Diego carezzava con una tale dolcezza, che si sarebbe detto lui stesso l’artefice di quelle apparenti smagliature.

Io, silenziosamente in disparte, scuotevo assiduamente la testa - mi sfogavo come potevo -, detestavo la piega propizia presa da quella squallida messa in scena. Ma, mi ostinavo ad osservare Diego, le sue mani, il corpo di Katia che si offriva e veniva compiaciuto senza aver concesso nulla in cambio.

Riconoscevo il desiderio, lo sentivo farsi strada insieme con la rabbia, un languore triste mi si scioglieva dentro come una voglia solitaria. E’ che farmi del male mi piace, quindi insistevo e mi ostinavo a volerli guardare.

Udii Katia dire in tono divertito “sento pizzicare”, mentre Diego terminava quell’abbraccio liquido, surriscaldandolo dove opportuno affinché il composto le scivolasse tra le gambe aperte.

“Sta iniziando a fare effetto” rispose lui.

“Sentirai subito la differenza”, il suo tono di voce mi vibrò asciutto tra i pensieri.
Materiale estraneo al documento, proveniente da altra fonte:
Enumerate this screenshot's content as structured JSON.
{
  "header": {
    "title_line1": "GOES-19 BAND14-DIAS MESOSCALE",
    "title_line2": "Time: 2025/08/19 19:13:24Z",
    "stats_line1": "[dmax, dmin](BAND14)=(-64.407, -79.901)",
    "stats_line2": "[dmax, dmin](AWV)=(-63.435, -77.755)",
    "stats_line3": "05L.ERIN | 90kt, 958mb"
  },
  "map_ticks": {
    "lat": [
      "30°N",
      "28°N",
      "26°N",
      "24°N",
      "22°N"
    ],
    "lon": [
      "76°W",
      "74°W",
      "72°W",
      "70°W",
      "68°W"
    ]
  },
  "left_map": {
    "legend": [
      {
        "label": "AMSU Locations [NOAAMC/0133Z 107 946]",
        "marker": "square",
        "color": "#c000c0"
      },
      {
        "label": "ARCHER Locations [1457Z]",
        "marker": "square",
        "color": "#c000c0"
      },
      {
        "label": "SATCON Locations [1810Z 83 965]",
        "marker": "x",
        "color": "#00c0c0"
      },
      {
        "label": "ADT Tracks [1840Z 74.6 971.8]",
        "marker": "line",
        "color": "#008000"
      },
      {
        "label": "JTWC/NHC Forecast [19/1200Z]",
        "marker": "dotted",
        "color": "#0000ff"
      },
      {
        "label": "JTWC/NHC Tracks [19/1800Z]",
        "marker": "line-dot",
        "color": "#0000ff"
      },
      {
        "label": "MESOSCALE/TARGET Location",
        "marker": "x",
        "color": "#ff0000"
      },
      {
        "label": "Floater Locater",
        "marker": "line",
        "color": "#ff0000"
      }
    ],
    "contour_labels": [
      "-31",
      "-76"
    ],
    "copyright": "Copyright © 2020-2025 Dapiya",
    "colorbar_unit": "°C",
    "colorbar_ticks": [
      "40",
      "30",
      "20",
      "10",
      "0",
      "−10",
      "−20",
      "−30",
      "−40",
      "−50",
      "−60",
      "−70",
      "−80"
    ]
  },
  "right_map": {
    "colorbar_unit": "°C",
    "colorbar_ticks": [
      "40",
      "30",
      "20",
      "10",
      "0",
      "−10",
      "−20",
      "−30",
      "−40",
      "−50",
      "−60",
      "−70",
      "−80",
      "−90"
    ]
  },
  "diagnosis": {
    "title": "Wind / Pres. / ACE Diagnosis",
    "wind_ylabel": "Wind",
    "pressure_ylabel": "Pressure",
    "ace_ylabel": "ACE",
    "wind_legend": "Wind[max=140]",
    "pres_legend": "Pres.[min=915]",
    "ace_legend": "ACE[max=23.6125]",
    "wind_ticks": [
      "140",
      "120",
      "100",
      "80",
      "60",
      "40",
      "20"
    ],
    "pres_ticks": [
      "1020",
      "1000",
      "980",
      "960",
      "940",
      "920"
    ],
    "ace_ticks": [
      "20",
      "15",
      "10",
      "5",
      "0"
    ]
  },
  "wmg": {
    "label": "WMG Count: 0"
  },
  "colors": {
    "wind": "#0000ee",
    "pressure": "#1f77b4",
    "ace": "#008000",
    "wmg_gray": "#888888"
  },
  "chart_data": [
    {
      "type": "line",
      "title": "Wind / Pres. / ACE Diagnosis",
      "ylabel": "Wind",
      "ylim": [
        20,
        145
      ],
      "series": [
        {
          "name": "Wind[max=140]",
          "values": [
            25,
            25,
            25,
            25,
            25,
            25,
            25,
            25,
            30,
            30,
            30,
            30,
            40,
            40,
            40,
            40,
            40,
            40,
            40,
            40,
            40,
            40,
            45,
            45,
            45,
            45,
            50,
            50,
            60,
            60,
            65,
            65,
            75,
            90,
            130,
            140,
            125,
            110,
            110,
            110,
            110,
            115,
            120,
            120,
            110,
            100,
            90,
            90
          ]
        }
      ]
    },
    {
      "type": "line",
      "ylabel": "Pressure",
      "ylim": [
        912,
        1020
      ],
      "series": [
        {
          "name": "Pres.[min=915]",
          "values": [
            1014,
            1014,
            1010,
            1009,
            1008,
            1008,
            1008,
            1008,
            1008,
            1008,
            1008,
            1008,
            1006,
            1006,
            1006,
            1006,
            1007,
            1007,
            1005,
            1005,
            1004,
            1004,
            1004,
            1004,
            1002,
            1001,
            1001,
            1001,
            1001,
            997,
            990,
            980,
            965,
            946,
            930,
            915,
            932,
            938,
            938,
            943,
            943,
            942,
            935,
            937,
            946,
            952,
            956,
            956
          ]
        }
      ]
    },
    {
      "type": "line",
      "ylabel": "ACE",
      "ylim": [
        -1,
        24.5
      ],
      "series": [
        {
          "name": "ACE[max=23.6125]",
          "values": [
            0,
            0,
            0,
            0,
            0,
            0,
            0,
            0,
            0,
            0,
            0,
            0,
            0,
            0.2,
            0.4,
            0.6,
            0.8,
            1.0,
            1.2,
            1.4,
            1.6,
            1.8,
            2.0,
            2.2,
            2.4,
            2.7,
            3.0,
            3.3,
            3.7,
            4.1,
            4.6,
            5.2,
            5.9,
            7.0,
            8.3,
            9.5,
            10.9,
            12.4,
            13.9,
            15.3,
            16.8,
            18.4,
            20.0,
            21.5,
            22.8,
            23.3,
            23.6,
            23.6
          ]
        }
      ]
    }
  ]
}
E fu come raggiungere all’istante lo stato supremo della grazia. Mi si illuminò il volto, Diego sorrise e dallo specchio mi accorsi che mi stava guardando. Katia, rivolgendo a Diego in un attimo lo sguardo, precipitò con la stessa velocità prima nel dubbio e poi nel più muto sgomento. Avvampando per la vergogna, in uno slancio di sincera apprensione stavolta, realizzò sconvolta che tutto l’olio finora piacevolmente assorbito, presto le sarebbe diventato solo un tremendo e urticante e intollerabile e meritatissimo tormento.

Con una risata sonora, Diego le diede finalmente in risposta tutta la sua sadica conferma.